Das «Offenhalten der Wirtschaft» sei das «beste Konjunkturprogramm», verkündeten verschiedene Akteure von Bundesrat Parmelin bis Economiesuisse in letzter Zeit. Wie das Beispiel Schwedens zeigt, sind solche Aussagen aber bestenfalls halb richtig. Denn die Bevölkerung hat ihr Verhalten fast überall stark verändert. Und die Firmen stehen bei den Investitionen auf der Bremse. Selbst bei einer weitgehenden Öffnung der Schweizer Wirtschaft werden die Schwierigkeiten nur teilweise verschwinden.
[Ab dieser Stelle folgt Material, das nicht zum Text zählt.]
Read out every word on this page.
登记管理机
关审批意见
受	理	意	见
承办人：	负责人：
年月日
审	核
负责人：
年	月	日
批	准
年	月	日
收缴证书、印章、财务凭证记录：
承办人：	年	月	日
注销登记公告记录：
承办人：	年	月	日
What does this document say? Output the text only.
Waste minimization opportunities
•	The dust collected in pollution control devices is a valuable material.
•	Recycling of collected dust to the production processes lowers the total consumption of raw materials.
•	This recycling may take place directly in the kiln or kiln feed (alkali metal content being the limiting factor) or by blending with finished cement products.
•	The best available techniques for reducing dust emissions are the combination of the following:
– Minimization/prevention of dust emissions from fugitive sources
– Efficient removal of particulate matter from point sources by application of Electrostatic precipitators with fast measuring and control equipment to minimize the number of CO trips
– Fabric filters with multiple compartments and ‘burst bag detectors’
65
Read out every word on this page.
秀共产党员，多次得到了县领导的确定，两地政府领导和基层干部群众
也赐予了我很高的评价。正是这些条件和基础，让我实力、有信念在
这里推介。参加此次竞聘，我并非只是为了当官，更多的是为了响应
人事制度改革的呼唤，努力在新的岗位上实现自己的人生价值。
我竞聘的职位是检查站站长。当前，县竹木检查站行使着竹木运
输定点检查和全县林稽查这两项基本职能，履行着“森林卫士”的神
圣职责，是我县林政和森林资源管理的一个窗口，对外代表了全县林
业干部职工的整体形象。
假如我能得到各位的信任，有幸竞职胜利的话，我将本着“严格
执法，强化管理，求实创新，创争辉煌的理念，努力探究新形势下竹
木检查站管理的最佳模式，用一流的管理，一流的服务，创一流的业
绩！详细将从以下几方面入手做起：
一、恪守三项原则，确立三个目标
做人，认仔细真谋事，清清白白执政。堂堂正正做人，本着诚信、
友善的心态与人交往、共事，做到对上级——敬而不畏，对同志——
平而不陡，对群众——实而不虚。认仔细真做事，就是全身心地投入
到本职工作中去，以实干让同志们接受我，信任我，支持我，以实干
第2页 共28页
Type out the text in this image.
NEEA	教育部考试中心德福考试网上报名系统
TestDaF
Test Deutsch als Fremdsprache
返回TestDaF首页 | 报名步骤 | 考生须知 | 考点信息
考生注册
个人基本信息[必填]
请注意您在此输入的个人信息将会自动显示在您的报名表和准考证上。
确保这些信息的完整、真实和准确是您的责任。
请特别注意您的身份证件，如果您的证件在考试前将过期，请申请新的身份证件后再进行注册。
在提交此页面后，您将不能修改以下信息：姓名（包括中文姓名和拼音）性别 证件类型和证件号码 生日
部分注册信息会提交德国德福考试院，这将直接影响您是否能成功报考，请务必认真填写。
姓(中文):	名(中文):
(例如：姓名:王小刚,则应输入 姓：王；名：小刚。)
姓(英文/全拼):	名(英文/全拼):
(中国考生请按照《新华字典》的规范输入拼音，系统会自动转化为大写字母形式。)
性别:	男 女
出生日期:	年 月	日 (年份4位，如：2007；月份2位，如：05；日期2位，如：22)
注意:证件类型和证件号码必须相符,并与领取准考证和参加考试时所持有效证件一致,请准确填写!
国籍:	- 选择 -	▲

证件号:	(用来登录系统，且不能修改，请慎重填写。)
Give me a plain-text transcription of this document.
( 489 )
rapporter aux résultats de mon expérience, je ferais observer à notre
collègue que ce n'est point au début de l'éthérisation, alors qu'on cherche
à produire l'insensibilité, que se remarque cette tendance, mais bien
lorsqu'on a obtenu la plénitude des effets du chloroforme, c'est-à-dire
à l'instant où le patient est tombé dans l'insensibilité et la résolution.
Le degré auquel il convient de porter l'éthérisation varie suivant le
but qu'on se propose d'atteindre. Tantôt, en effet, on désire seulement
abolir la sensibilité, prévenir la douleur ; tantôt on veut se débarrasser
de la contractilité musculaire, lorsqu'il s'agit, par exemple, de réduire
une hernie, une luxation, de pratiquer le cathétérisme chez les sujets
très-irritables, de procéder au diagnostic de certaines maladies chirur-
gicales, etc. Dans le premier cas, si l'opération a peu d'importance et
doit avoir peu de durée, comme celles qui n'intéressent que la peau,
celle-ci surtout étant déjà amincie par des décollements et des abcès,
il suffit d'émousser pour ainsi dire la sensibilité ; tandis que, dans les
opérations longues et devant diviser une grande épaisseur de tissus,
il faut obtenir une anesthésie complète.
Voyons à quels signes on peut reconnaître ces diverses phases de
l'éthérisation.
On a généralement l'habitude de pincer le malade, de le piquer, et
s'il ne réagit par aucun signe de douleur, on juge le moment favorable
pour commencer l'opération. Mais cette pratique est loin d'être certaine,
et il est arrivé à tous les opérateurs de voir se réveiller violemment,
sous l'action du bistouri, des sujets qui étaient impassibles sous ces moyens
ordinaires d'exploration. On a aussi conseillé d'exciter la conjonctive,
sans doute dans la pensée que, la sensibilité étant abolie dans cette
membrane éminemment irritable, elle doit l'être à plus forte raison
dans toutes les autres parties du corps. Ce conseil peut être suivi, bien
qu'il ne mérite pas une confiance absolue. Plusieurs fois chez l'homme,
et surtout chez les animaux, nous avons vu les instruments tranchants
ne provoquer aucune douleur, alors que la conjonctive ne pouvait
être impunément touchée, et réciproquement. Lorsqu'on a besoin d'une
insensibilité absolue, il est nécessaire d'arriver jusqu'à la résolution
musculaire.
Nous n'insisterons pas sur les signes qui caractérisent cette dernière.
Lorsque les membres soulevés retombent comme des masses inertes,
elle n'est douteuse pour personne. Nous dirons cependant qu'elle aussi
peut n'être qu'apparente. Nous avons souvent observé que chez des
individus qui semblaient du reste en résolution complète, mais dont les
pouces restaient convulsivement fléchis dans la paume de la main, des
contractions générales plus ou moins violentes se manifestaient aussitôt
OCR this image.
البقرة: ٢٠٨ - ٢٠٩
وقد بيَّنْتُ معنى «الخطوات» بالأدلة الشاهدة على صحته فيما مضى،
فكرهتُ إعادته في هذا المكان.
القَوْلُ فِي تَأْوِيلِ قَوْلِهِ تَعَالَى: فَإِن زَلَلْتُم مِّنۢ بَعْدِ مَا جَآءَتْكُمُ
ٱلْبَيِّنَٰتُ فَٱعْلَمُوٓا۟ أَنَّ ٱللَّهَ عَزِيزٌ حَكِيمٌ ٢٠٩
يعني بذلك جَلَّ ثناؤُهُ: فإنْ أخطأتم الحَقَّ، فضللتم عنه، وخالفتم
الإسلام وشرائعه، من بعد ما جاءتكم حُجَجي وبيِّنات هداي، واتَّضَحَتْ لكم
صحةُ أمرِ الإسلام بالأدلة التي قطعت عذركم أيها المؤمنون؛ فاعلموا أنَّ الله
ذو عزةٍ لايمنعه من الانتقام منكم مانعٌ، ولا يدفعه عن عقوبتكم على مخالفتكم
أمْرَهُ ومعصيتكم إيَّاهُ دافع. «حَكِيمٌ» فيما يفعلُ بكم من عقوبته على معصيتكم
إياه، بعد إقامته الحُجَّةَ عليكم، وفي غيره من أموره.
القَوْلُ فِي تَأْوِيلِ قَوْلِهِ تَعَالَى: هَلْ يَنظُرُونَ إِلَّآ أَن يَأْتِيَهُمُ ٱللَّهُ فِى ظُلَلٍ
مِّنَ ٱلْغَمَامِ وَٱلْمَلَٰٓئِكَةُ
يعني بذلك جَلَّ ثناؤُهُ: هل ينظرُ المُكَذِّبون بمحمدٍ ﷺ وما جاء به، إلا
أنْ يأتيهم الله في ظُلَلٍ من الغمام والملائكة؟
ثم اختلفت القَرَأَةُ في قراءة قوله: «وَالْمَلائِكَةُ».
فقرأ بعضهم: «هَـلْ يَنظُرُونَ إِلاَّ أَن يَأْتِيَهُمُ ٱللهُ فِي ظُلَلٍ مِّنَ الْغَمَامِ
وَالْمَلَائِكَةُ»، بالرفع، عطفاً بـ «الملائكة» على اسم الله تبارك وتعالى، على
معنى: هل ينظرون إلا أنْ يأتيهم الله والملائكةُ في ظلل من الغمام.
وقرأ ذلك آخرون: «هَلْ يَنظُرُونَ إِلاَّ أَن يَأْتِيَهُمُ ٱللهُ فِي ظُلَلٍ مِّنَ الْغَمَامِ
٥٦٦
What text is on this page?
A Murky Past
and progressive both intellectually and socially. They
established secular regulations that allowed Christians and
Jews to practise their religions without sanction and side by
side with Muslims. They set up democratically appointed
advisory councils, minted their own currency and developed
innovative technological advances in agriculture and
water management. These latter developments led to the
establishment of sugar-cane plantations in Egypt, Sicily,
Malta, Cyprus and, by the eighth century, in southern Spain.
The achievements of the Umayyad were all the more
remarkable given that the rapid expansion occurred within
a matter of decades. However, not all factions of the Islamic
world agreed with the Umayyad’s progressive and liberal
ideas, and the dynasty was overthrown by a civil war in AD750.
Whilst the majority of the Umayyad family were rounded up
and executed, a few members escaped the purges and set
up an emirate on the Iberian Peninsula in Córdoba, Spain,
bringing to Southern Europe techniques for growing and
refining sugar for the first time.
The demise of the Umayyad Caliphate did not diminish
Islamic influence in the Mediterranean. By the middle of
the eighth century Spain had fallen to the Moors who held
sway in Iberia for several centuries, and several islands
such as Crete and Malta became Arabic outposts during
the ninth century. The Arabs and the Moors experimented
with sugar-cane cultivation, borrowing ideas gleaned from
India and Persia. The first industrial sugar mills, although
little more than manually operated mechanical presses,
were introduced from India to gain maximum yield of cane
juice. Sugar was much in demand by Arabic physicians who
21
Die Neuzulassungen für Lastwagen sind in der Regel der am schnellsten verfügbare Indikator für die Investitionsaktivität der Firmen. Diese gingen im März/April in fast allen Ländern Europas stark zurück. In der Schweiz wurden seit Ausbruch der Corona-Krise ungefähr 25 Prozent weniger LKWs in Verkehr gesetzt. Allerdings müssen diese Daten mit Vorsicht interpretiert werden, da die Verkaufsstellen für Autos Corona-bedingt geschlossen werden mussten. In Schweden war das nicht der Fall. Doch auch dort wurden markant weniger LKWs neu zugelassen. Der Rückgang unterscheidet sich nicht wesentlich von der Schweiz, was ein Hinweis dafür ist, dass die Investitionsneigung der Firmen fast überall deutlich zurückgegangen ist.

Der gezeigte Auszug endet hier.